Kurt Andermann, Gabriel Zeilinger - Freiheit und Unfreiheit - Mittelalterliche Facetten eines zeitlosen Problems
ASIN/ISBN: 3799513116 |
Buch:
Wenn Freiheit eines der zentralen Begriffe unserer Kultur darstellt, so bedarf dieser Begriff ständiger Schärfung seiner Definition, um tauglich zu sein. "Freiheit wozu?" und "Freiheit wovon?", diese Fragen waren auch schon im europäischen Mittelalter evident.
Hierbei war die Definition von "freier als" und "unfreier als" keineswegs immer so eindeutig, wie man in unserer heutigen Zeit vermuten könnte.
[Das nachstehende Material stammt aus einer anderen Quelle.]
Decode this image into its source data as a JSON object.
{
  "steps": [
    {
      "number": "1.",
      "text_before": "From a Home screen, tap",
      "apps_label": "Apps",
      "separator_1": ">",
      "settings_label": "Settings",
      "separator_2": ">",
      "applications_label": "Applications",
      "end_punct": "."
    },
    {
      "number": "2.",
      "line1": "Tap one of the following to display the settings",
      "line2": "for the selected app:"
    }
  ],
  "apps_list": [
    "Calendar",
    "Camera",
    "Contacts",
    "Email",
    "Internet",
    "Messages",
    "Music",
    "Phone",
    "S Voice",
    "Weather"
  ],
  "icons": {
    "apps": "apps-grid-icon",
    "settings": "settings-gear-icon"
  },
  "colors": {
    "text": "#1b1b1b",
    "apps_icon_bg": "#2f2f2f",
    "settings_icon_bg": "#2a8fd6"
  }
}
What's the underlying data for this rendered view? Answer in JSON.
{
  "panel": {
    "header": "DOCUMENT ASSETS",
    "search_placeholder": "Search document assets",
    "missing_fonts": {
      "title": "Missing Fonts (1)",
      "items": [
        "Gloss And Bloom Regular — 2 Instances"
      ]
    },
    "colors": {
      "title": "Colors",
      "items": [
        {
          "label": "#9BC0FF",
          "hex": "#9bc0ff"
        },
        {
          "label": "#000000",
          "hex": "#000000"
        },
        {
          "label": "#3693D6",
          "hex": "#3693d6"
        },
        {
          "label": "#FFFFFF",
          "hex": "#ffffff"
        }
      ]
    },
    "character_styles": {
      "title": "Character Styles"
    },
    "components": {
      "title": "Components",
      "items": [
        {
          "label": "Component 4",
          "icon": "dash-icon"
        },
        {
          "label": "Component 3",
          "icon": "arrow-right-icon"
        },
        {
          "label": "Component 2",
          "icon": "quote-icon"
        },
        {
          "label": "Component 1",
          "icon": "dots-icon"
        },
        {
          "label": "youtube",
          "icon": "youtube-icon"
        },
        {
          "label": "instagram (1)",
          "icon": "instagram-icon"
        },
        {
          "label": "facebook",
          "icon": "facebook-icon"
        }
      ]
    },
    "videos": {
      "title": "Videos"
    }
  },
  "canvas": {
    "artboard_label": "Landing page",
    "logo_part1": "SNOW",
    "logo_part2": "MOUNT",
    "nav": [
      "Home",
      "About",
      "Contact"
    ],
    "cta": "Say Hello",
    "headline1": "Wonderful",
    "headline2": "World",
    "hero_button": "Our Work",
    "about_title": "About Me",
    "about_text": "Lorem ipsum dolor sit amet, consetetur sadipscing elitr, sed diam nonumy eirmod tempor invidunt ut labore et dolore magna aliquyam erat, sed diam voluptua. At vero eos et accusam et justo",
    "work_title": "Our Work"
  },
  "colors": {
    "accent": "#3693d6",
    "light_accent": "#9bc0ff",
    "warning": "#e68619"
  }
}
Auch in diesem Punkt war das Mittelalter facettenreicher, als der Begriff es zunächt denken läßt.
Die Schicht der Menschen, die im Mittelalter reduzierte Persönlichkeitsrechte besaßen, war äußerst differenziert. Zunächst schloss der Begriff "Unfreie" die ➡️ Freizügigkeit aus, d.h. er verpflichtete dazu, auf den Besitzungen des Herrn zu leben und zu wirtschaften. Die Partner waren bei der Eheschließung nur innerhalb des Haus- und Hofverbands zu suchen.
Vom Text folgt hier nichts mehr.